Congress often allows variability “even in areas of law where national uniformity is important.”  (Citing Bonito Boats’ statement about the importance of national uniformity in IP, then noting the private right of action for patent infringement, and noting that the FDCA contemplates that federal juries will resolve most misbranding claims.)  The Lanham Act is uniform in the sense that it protects an entire class against unfair competition; it varies only in being enforced on a case-by-case basis.  That’s no different than the variability to which any industry is subject.
Coca-Cola argued that the FDCA regulations were much more specific than the Lanham Act.  That’s true.  But that specificity would matter “only if the Lanham Act and the FDCA cannot be implemented in full at the same time.”  However, there was no structural or empirical reason to see “any difficulty in fully enforcing each statute according to its terms.”

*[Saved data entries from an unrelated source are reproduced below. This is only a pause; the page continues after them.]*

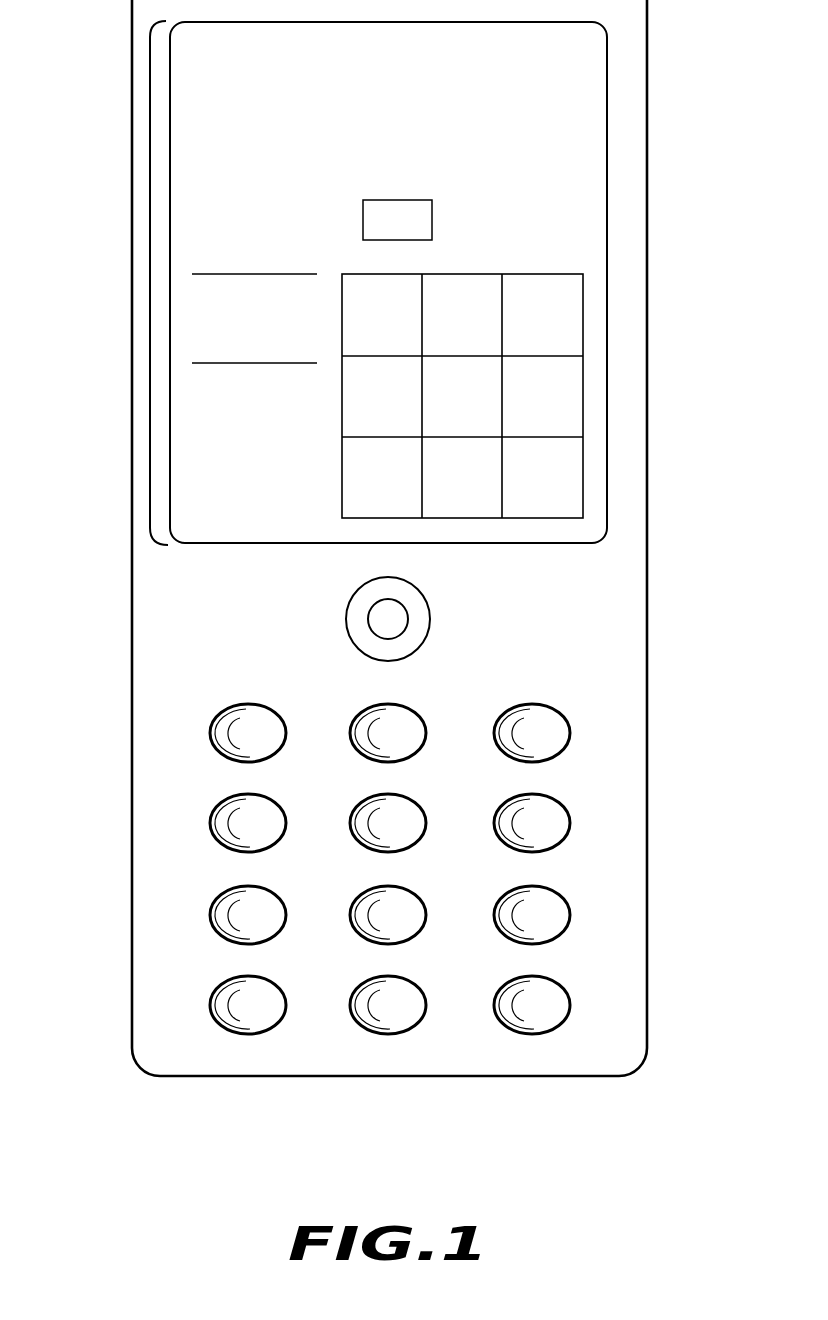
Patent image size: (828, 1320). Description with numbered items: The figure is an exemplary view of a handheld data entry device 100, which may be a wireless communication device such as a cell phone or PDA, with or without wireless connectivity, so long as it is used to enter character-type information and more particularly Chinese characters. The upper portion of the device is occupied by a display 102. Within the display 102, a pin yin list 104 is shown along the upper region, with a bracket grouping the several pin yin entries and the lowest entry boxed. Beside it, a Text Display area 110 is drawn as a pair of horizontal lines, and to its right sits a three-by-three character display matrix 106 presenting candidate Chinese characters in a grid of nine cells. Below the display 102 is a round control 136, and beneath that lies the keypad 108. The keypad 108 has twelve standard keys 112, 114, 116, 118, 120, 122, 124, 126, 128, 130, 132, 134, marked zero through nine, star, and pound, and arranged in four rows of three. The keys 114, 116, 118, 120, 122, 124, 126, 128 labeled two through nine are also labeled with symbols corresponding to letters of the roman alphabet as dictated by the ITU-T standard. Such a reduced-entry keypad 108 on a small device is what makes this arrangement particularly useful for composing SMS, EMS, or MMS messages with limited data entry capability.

The handheld data entry device 100 is at (209, 1101).
The display 102 is at (150, 286).
The pin yin list 104 is at (367, 35).
The 3×3 character display matrix 106 is at (582, 262).
The keypad 108 is at (585, 700).
The Text Display area 110 is at (255, 363).
The key 112 is at (222, 712).
The key 114 is at (362, 712).
The key 116 is at (506, 712).
The key 118 is at (222, 802).
The key 120 is at (362, 802).
The key 122 is at (506, 802).
The key 124 is at (222, 894).
The key 126 is at (362, 894).
The key 128 is at (506, 894).
The key 130 is at (222, 984).
The key 132 is at (362, 984).
The key 134 is at (506, 984).
The navigation key 136 is at (368, 620).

The Court then rejected the government’s confusing halfway approach, which wouldn’t have allowed POM to challenge the name but would have allowed other challenges to the configuration of the label.  The government wanted preclusion “to the extent the FDCA or FDA regulations specifically require or authorize the challenged aspects of [the] label.”  The Court was concerned about the practical difficulty of distinguishing between regulations that “specifically . . . authorize” a course of conduct and those that merely tolerate that course.  Also, this position had the same problem of treating the FDCA as a ceiling on regulation of food and beverage labeling, but that was inconsistent with the Lanham Act’s complementarity.  (It’s pretty clear that requirements would not be subject to this analysis—if someone challenged a label that said “zero fat” even though it had a tiny detectable amount of fat, the obvious defense is that the FDA requires the use of “zero fat” under such circumstances, and the Court doesn’t suggest that preclusion would be unavailable then.)

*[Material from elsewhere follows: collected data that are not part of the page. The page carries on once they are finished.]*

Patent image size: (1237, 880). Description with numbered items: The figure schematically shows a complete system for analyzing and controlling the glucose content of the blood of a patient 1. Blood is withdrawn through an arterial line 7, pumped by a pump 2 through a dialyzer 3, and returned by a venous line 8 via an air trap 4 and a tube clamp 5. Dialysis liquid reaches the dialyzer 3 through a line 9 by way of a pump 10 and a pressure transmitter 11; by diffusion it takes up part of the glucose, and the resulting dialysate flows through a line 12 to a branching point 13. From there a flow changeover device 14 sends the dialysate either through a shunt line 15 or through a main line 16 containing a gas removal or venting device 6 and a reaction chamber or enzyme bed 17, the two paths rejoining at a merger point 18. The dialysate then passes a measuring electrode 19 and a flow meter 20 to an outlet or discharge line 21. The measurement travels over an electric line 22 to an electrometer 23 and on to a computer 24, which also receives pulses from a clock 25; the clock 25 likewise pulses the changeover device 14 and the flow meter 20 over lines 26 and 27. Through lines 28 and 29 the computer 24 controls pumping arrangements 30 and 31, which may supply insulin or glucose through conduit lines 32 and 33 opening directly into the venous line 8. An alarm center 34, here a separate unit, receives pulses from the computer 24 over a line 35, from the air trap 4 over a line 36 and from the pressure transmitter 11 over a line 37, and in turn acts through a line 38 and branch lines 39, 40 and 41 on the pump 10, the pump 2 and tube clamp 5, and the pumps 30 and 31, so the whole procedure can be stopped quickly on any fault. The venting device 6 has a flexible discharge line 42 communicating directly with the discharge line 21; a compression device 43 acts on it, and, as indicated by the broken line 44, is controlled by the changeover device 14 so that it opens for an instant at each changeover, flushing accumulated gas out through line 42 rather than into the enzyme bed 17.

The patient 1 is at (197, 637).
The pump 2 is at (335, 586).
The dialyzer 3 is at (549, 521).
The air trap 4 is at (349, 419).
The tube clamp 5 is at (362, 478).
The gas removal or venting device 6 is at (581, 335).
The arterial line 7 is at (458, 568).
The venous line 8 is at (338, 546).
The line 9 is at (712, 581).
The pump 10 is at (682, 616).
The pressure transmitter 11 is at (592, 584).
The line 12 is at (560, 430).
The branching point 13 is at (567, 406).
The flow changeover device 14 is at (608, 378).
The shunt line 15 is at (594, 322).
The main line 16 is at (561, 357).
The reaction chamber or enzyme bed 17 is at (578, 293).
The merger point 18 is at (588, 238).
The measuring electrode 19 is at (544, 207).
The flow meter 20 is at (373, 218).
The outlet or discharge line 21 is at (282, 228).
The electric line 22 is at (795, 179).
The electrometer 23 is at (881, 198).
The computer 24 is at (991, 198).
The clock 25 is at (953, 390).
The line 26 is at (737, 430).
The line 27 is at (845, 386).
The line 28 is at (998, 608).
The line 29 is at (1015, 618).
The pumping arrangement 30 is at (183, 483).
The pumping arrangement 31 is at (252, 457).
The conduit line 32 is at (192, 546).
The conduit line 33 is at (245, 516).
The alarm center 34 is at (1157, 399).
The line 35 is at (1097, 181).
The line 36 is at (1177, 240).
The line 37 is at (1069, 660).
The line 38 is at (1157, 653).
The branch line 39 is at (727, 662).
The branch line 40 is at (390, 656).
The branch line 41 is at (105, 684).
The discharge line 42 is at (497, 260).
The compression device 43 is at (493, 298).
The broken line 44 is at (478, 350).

The FDA had not, despite what the government said, fully balanced the competing interests at issue. While the rule mentioned “provid[ing] manufacturers with flexibility for labeling products while providing consumers with information that they need,” it didn’t discuss or even cite the Lanham Act. Plus, the FDA explicitly encouraged manufacturers to include material on labels that wasn’t required by the regulations, which was inconsistent with the idea that the regulations were comprehensive.  “A single isolated reference to a desire for flexibility is not sufficient to transform a rulemaking that is otherwise at best inconclusive as to its interaction with other federal laws into one with preclusive force, even on the assumption that a federal regulation in some instances might preclude application of a federal statute.” 

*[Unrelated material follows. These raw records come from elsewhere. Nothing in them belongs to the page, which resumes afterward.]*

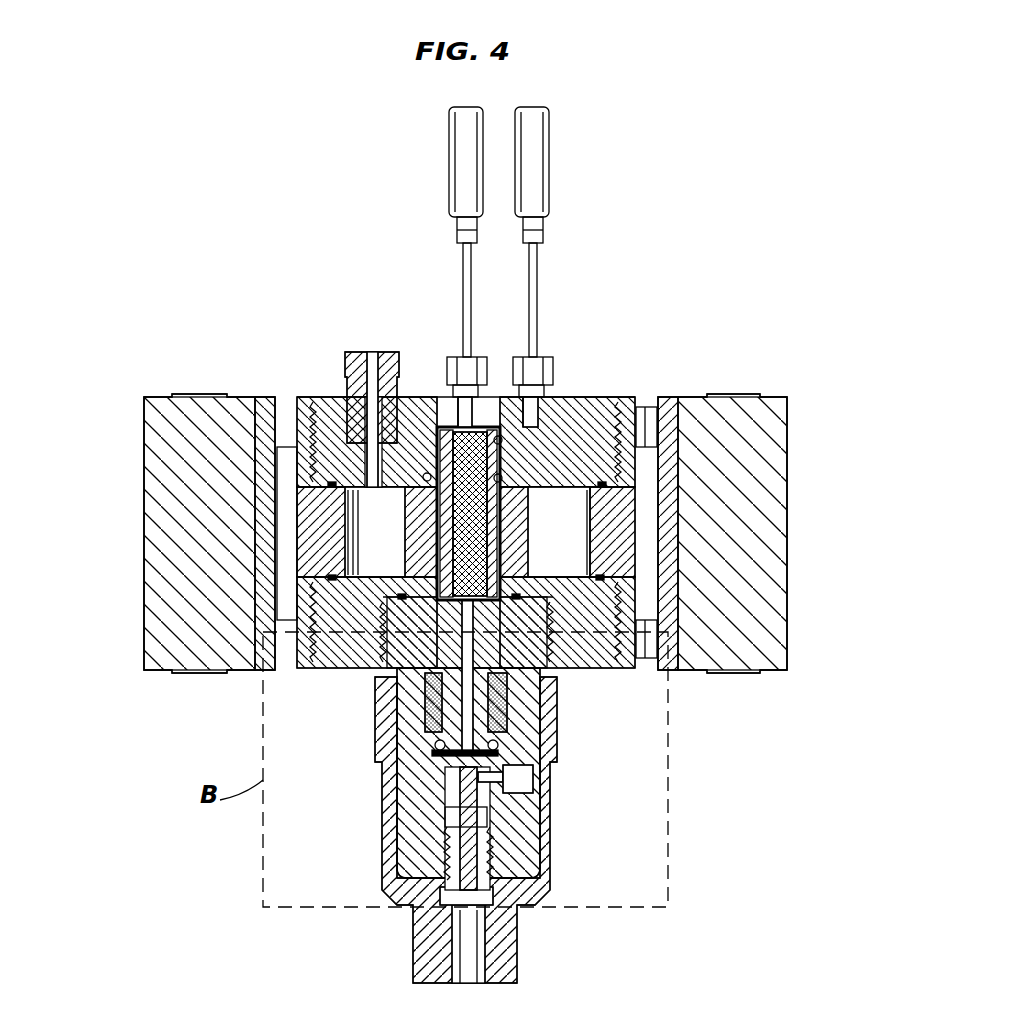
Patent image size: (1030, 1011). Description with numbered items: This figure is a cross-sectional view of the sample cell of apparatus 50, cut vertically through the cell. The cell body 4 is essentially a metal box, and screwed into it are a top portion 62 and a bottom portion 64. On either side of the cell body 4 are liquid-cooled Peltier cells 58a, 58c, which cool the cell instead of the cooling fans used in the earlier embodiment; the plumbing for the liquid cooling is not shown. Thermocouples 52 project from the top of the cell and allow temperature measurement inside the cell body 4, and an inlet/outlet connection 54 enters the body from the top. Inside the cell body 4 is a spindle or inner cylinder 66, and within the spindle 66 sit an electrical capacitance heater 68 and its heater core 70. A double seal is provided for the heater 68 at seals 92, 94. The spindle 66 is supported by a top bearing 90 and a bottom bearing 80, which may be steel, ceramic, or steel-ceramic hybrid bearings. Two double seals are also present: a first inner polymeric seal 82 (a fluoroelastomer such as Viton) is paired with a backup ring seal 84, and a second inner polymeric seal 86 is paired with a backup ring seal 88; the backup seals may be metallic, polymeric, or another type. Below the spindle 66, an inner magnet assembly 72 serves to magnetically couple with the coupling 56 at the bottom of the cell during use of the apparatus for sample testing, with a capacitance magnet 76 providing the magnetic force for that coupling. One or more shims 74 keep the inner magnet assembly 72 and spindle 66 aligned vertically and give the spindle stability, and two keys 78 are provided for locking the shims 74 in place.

The apparatus 50 is at (655, 134).
The thermocouples 52 is at (525, 187).
The inlet/outlet connection 54 is at (356, 352).
The cell body 4 is at (597, 486).
The coupling 56 is at (520, 940).
The liquid-cooled Peltier cell 58a is at (787, 543).
The liquid-cooled Peltier cell 58c is at (144, 475).
The top portion 62 is at (580, 452).
The bottom portion 64 is at (598, 636).
The spindle 66 is at (512, 692).
The electrical heater 68 is at (437, 537).
The heater core 70 is at (437, 440).
The inner magnet assembly 72 is at (425, 691).
The shims 74 is at (500, 722).
The capacitance magnet 76 is at (413, 807).
The keys 78 is at (435, 725).
The bottom bearing 80 is at (497, 748).
The inner polymeric seal 82 is at (400, 595).
The backup ring seal 84 is at (318, 540).
The inner polymeric seal 86 is at (498, 478).
The backup ring seal 88 is at (702, 454).
The top bearing 90 is at (530, 513).
The heater seal 92 is at (503, 438).
The heater seal 94 is at (563, 354).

This was distinguishable from Geier v. American Honda Motor Co., 529 U. S. 861 (2000), in which the agency’s regulation deliberately allowed manufacturers to choose between options to encourage diversity in the industry.  A subsequent lawsuit against one of the choices was barred because it directly conflicted with the agency’s policy choice.  But the FDA hadn’t made a policy judgment inconsistent with POM’s suit, “and in any event the FDA does not have authority to enforce the Lanham Act.” “Even if agency regulations with the force of law that purport to bar other legal remedies may do so, it is a bridge too far to accept an agency’s after-the-fact statement to justify that result here. An agency may not reorder federal statutory rights without congressional authorization.”
Reversed and remanded.
Final note: because the 9th Circuit’s ruling was so broad and ill-defined, and because the Court is careful to distinguish pharmaceutical regulation, it’s hard to say that this will directly affect many lawsuits, though plaintiffs may draw on the Court’s emphasis on the Lanham Act’s breadth.